$$\dfrac{1}{n} \sum_{i=1}^n \dfrac{1}{i^2}$$ is the given sequence. I know that sums of converging sequences are convergent also, so $\dfrac{1}{i^2}=0$ and thus the sum is also convergent. I also know that products of convergent sequences are also convergent, if both converge. $\dfrac{1}{n}=0$ so I have $0*0=0$ which shows that the sequence given above is convergent and its limit is $0$.
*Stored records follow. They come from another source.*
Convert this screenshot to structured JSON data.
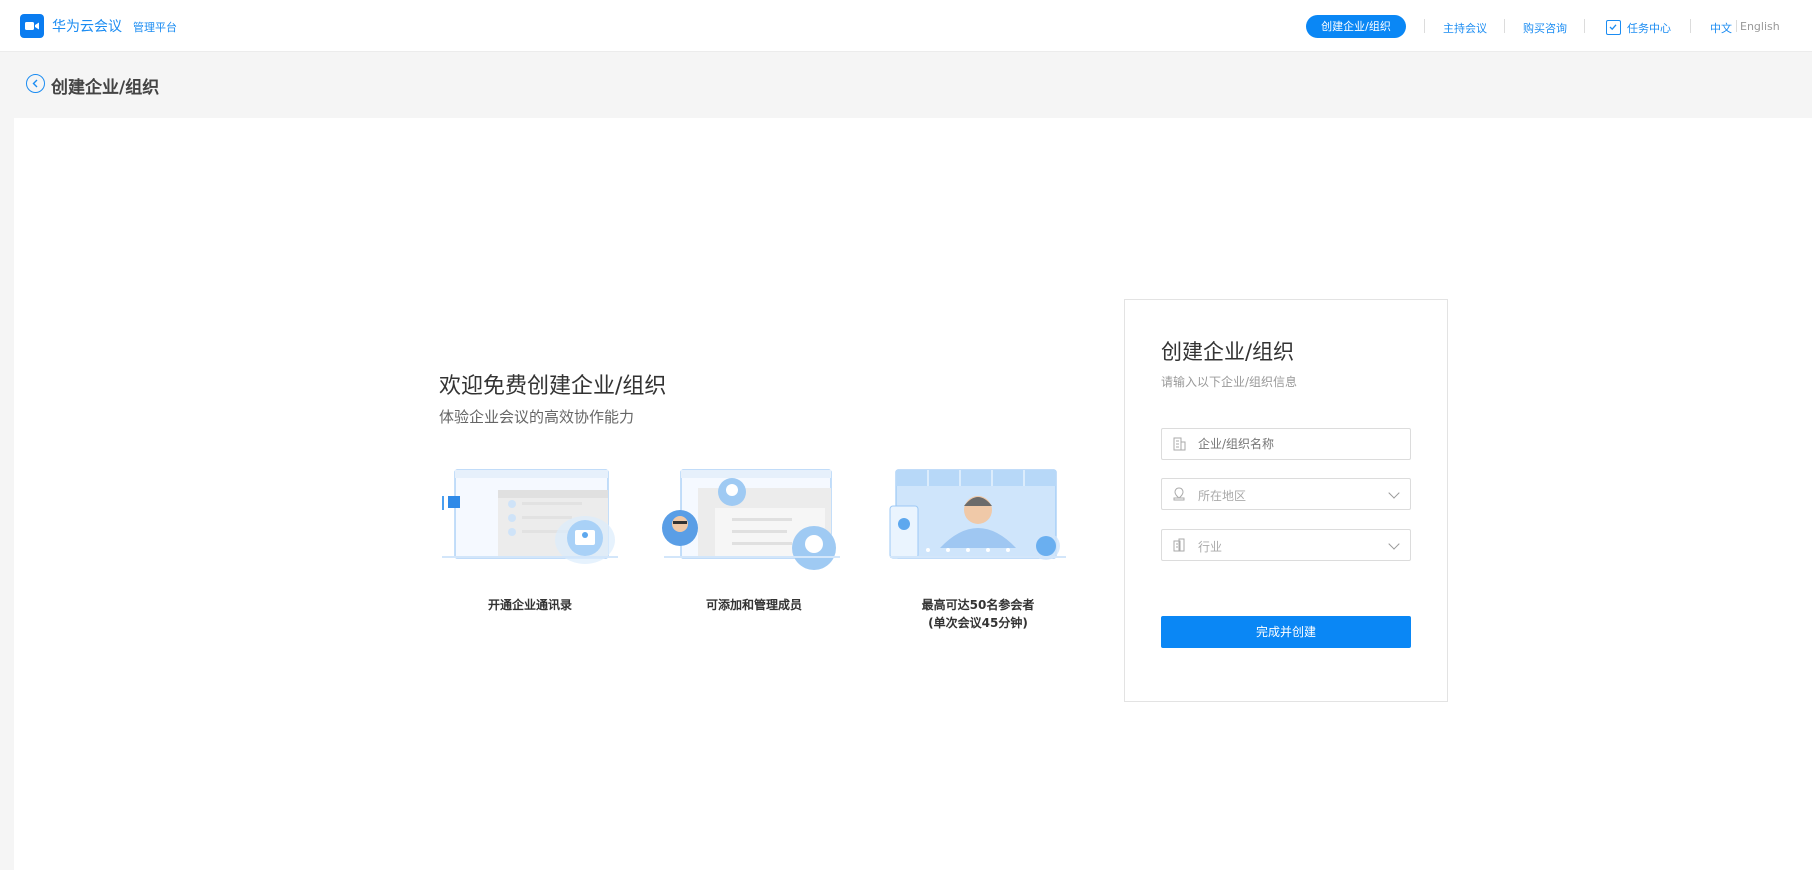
{
  "header": {
    "brand": "华为云会议",
    "brand_sub": "管理平台",
    "nav": {
      "create_org": "创建企业/组织",
      "host_meeting": "主持会议",
      "buy_consult": "购买咨询",
      "task_center": "任务中心",
      "lang_zh": "中文",
      "lang_en": "English"
    }
  },
  "page": {
    "title": "创建企业/组织"
  },
  "welcome": {
    "title": "欢迎免费创建企业/组织",
    "subtitle": "体验企业会议的高效协作能力",
    "features": [
      {
        "label": "开通企业通讯录",
        "icon": "contacts-illustration"
      },
      {
        "label": "可添加和管理成员",
        "icon": "members-illustration"
      },
      {
        "label": "最高可达50名参会者",
        "label2": "(单次会议45分钟)",
        "icon": "meeting-illustration"
      }
    ]
  },
  "form": {
    "title": "创建企业/组织",
    "subtitle": "请输入以下企业/组织信息",
    "fields": {
      "name_placeholder": "企业/组织名称",
      "region_placeholder": "所在地区",
      "industry_placeholder": "行业"
    },
    "submit_label": "完成并创建"
  },
  "colors": {
    "primary": "#0a87f5",
    "link": "#1b8cf2"
  }
}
Correct or horribly wrong?
On
We have that
$$0\le \dfrac{1}{n} \sum_{i=1}^n \dfrac{1}{i^2}\le \frac 1n\frac{\pi^2}{6}$$
then by squeeze theorem
$$ \dfrac{1}{n} \sum_{i=1}^n \dfrac{1}{i^2}\to 0$$
On
You have two sequences.
One is the sequence $$\frac {1}{n}$$ and the other one is $$ \sum_{i=1}^n \dfrac{1}{i^2}$$
The first one approaches $0$ and the second on approaches $ \frac {\pi ^2 }{6}$
Thus the product $$\dfrac{1}{n} \sum_{i=1}^n \dfrac{1}{i^2}$$ will approach $0\times \frac {\pi ^2 }{6} =0$
Just wrong, not horribly wrong,
The sum of a fixed number of convergent sequences is convergent, but in your case you have that $n$ above the sum sign. Using the integral test (for instance), you can prove that the sum $\sum_{i=1}^n\frac1{i^2}$ converges. Since $\lim_{n\to\infty}\frac1n=0$, the limit of your sequence is indeed $0$.